The report comes just over a month after the BIS and Czech police announced they had busted a Russian espionage network operating through its Prague embassy, launching cyber-attacks on Czech and foreign targets.
Russia was probably behind an attack on the Czech foreign ministry’s non-classified computer network, said the BIS report, published on its website.
“The attackers tried to ensure permanent access to the affected system,” it said.
And a Chinese cyber-espionage group was probably behind an attack on the foreign ministry’s non-classified network using malware – harmful software – the BIS added.
It said that a third incident, a malware attack on the private email accounts of Czech soldiers, was carried out by the APT28 group, which the FBI links to the Russian government.
“The intelligence services of the Russian Federation and the People’s Republic of China carry out the most active and most aggressive activities,” said the BIS.
“Russian and Chinese intelligence activities affected the sectors of politics, diplomacy, espionage, economy and information struggle” in 2018, it added.
Russia had sought “to manipulate the decision-making process and individuals responsible for decision-making”, said the report. The staff of all Russian intelligence services were active on the Czech territory in 2018, it added.
China, meanwhile, was looking for potential agents among Czech citizens and the presence of its intelligence services was growing, said the BIS.
The BIS also singled out Russian disinformation campaigns and propaganda as a threat.

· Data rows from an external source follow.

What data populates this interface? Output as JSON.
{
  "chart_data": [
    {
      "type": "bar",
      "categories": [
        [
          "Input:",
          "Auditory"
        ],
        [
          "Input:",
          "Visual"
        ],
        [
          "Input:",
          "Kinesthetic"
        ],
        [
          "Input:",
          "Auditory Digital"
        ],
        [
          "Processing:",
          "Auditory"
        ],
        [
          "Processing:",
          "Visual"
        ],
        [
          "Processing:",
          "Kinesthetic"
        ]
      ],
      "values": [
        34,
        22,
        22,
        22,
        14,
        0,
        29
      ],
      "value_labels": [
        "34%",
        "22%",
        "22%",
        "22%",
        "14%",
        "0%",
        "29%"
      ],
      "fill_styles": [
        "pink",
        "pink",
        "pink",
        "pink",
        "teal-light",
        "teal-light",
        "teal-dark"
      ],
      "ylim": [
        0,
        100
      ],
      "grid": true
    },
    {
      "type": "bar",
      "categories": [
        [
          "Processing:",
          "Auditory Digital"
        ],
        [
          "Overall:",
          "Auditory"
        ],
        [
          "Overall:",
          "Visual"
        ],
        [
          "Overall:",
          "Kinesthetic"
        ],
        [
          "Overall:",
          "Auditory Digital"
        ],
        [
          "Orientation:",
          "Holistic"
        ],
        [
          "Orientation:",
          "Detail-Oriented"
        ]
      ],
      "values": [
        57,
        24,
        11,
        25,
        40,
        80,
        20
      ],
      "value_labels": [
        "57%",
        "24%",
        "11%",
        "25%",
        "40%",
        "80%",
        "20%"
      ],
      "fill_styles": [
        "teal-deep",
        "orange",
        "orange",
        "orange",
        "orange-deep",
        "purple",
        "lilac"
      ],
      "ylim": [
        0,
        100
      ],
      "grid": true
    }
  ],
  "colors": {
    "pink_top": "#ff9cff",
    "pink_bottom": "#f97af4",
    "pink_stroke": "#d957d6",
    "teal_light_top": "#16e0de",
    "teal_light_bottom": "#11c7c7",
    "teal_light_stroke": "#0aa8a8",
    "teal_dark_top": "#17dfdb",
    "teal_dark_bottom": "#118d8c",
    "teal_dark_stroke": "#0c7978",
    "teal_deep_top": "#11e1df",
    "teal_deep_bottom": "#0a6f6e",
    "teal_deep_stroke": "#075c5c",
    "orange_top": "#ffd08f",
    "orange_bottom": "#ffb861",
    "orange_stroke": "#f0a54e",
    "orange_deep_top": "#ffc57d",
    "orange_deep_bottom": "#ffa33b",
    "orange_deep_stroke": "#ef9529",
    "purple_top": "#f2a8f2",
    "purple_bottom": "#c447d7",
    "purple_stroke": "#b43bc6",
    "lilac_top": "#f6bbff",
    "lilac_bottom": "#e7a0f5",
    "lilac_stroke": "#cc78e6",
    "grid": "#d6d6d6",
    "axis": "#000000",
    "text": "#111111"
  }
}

In September the NUKIB, the Czech agency battling cybercrime, said Russia and China posed the biggest threat to cybersecurity in the Czech Republic, an ex-communist country that joined NATO in 1999.
Already in its 2017 report, the NUKIB warned that Russian and Chinese diplomats had stepped up their spying activities on Czech soil.
This sparked criticism from the pro-Chinese, pro-Russian, anti-Muslim Czech President Milos Zeman, who called on the intelligence agency to look for Muslim terrorists on Czech territory instead.
In the 2018 report however, the BIS said it had not detected any direct risks posed by Islamic radicals or terrorists.